Theorem 2.13. Gale-Shapley has worst-case time complexity $O(n^2)$.

If we look at the algorithm and recall Proposition 1.7, we can conclude that the while loop will get executed $O(n^2)$ times. What we would need to show to prove Theorem 2.13 is that the sequence of operations within the while loop amount to $O(1)$ cost.

First, we assume that each position and intern is indexed by $1, \dots, n$. We can imagine that we have an array positions[] of positions and an array interns[] of interns, with positions[i] holding an array of preferences. So position[i][j] = k would mean that the $j$th most preferred intern for position $i$ is intern $k$.

First, let's think about what the algorithm does on each iteration.

Determine if there is an unmatched position $u$.
Find the first intern $v$ who hasn't been made an offer by $u$.
Determine if $v$ is unmatched.
Determine if $v$ prefers $u$ or their current match.
Update the matching $M$, if necessary.

To show that each of these amounts to a constant number of operations, one of the first issues that we have to deal with is think about how things are represented in our algorithm. For Gale-Shapley, we can make use of arrays and lists to do everything we need.
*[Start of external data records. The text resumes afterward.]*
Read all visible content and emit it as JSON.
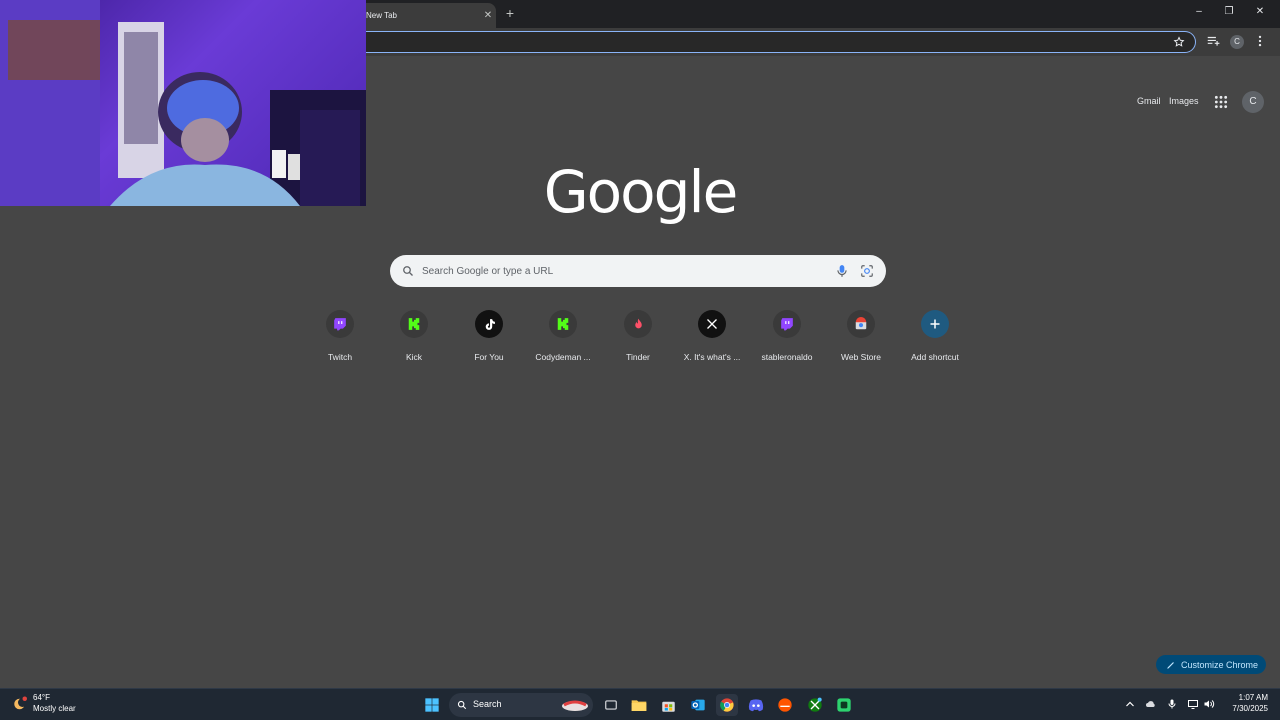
{
  "tab": {
    "title": "New Tab"
  },
  "header": {
    "gmail": "Gmail",
    "images": "Images",
    "avatar_initial": "C"
  },
  "toolbar": {
    "avatar_initial": "C"
  },
  "logo": "Google",
  "search": {
    "placeholder": "Search Google or type a URL"
  },
  "shortcuts": [
    {
      "label": "Twitch",
      "icon": "twitch-icon"
    },
    {
      "label": "Kick",
      "icon": "kick-icon"
    },
    {
      "label": "For You",
      "icon": "tiktok-icon"
    },
    {
      "label": "Codydeman ...",
      "icon": "kick-icon"
    },
    {
      "label": "Tinder",
      "icon": "tinder-icon"
    },
    {
      "label": "X. It's what's ...",
      "icon": "x-icon"
    },
    {
      "label": "stableronaldo",
      "icon": "twitch-icon"
    },
    {
      "label": "Web Store",
      "icon": "web-store-icon"
    },
    {
      "label": "Add shortcut",
      "icon": "plus-icon"
    }
  ],
  "customize": {
    "label": "Customize Chrome"
  },
  "taskbar": {
    "weather_temp": "64°F",
    "weather_desc": "Mostly clear",
    "search_label": "Search",
    "time": "1:07 AM",
    "date": "7/30/2025"
  },
  "colors": {
    "accent": "#8ab4f8",
    "customize_bg": "#004a77",
    "twitch": "#9146ff",
    "kick": "#53fc18",
    "tinder": "#fd5068"
  }
}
First, to determine whether there are unmatched positions, we keep all unmatched positions in a list. Since it doesn't matter what order they come in (which we showed in Proposition 1.13), we can just use any old list, or if we'd like to get fancier, we can use a queue. Either way, we just need to know whether there are unmatched positions and we want to be able to insert (if we're replacing a pair in the matching and some other position becomes free) or delete (if our current free position gets matched) in $O(1)$ time, so lists are perfect for that.

Secondly, to find the next intern that a position gives an offer to, we simply need to keep track of which intern was made an offer last by each position. Since we're given the preference lists, we just need to keep track of all of this, possibly in an array next_intern[]. Then this step can be done in $O(1)$ time since array lookups and updates are $O(1)$.

To check if $v$ is unmatched, we need a way to keep track of our matching. We can do this by using an array matching[]. We take advantage of the fact that we never really need to query the matching based on the position, so we have matching[i] = j for intern $i$ and position $j$ if $(j,i) \in M$ and matching[i] = 0 if intern $i$ hasn't been matched. This takes care of updating the matching as well, since updates will be $O(1)$.

The most difficult part is how to determine if $v$ prefers $u$ when being made an offer. Suppose $(u',v) \in M$. To determine if $v$ prefers $u$ over $u'$, we would have to find $u$ and $u'$ in the preference list for $v$, which could take $O(n)$ time by searching through the array holding $v$'s preferences.

What we can do to avoid this is to construct a lookup for each intern $v$ that will tell us which rank each position $u$ occupies. This is basically the inverse of the preference list, where we query based on the position to get the rank. So we construct an array rank[] where rank[i] is an array that contains the inverse of intern $i$'s preference list. That is, rank[i][j] = k means that position $j$ is ranked $k$th by intern $i$.

Constructing this lookup table can be done at the very beginning of the algorithm and takes $\Theta(n^2)$ time. Once we do that, we only need $O(1)$ time to look up the ranking for each position and we can avoid doing a search through preference lists.

In total, our algorithm does the following:

Construct the ranking lookup in $\Theta(n^2)$ time.
Perform $O(n^2)$ offers. Each offer requires $O(1)$ time.

This gives us a total of $O(n^2)$ time complexity.